How did conservative groups and an alliance between the Catholic Church and the Evangelical Church contributed to frustrate a peace process between FARC and the Colombian government?
For 50 years and in seven different occasions, different Colombian governments have tried to reach a peace treaty with the Revolutionary Armed Forces of Colombia (FARC). President Juan Manuel Santos came close to achieving it through a referendum. To attain disarmament, armed groups had to recognize their mass rapes, killings, and kidnappings directed to vulnerable populations such as women and the LGBTIQ community. For decades, these populations had been targets of guerrilla and paramilitary groups.
In this context, ultra-conservative movements played a key role to distort the gender approach that Juan Manuel Santos’ government used to build peace with FARC, turning it into a post-truth. They claimed that the gender approach was synonymous with “gender ideology” and that if the treaty was approved, Colombians would become homosexuals. Against all odds, this “argument” held its weight at the moment of the referendum when Colombians voted No.
The campaign against peace was filled with lies. Religious groups assured that peace was an open door to the homosexualization of the country, that the Devil wanted to enter Colombia, that FARC wanted to attain power.
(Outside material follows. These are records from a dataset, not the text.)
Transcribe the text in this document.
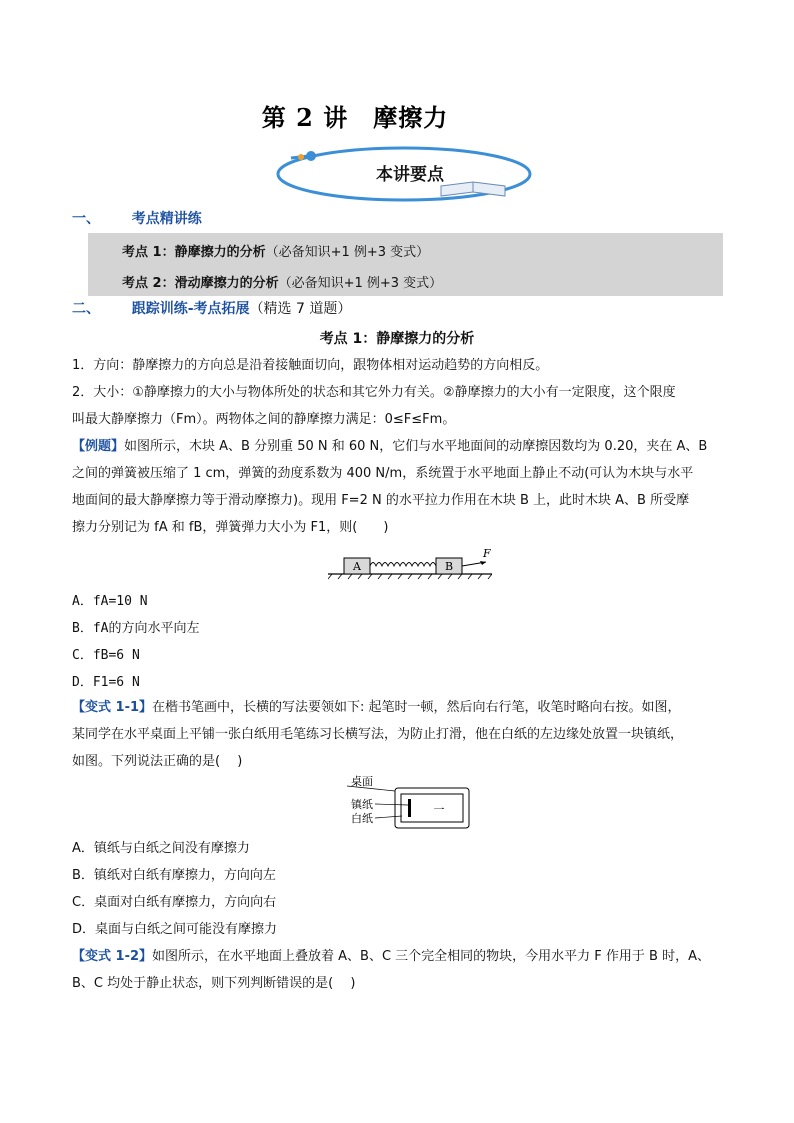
第 2 讲　摩擦力
本讲要点
一、 考点精讲练
考点 1：静摩擦力的分析（必备知识+1 例+3 变式）
考点 2：滑动摩擦力的分析（必备知识+1 例+3 变式）
二、 跟踪训练-考点拓展（精选 7 道题）
考点 1：静摩擦力的分析
1．方向：静摩擦力的方向总是沿着接触面切向，跟物体相对运动趋势的方向相反。
2．大小：①静摩擦力的大小与物体所处的状态和其它外力有关。②静摩擦力的大小有一定限度，这个限度
叫最大静摩擦力（Fm）。两物体之间的静摩擦力满足：0≤F≤Fm。
【例题】如图所示，木块 A、B 分别重 50 N 和 60 N，它们与水平地面间的动摩擦因数均为 0.20，夹在 A、B
之间的弹簧被压缩了 1 cm，弹簧的劲度系数为 400 N/m，系统置于水平地面上静止不动(可认为木块与水平
地面间的最大静摩擦力等于滑动摩擦力)。现用 F=2 N 的水平拉力作用在木块 B 上，此时木块 A、B 所受摩
擦力分别记为 fA 和 fB，弹簧弹力大小为 F1，则(　　)
A	B
F
A．fA=10 N
B．fA的方向水平向左
C．fB=6 N
D．F1=6 N
【变式 1-1】在楷书笔画中，长横的写法要领如下: 起笔时一顿，然后向右行笔，收笔时略向右按。如图，
某同学在水平桌面上平铺一张白纸用毛笔练习长横写法，为防止打滑，他在白纸的左边缘处放置一块镇纸，
如图。下列说法正确的是(　 )
桌面
镇纸
白纸
一
A．镇纸与白纸之间没有摩擦力
B．镇纸对白纸有摩擦力，方向向左
C．桌面对白纸有摩擦力，方向向右
D．桌面与白纸之间可能没有摩擦力
【变式 1-2】如图所示，在水平地面上叠放着 A、B、C 三个完全相同的物块，今用水平力 F 作用于 B 时，A、
B、C 均处于静止状态，则下列判断错误的是(　 )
The documentary shows these are not isolated events. Rather, they respond to a coordinated effort from evangelical and conservative forces in the region. Gender Under Attack identifies that behind these efforts there is an alliance between the Catholic Church and the most important factions of the Evangelical Church For centuries, these institutions were rival, but they have become allies to attain political power and once in power, limit women’s rights.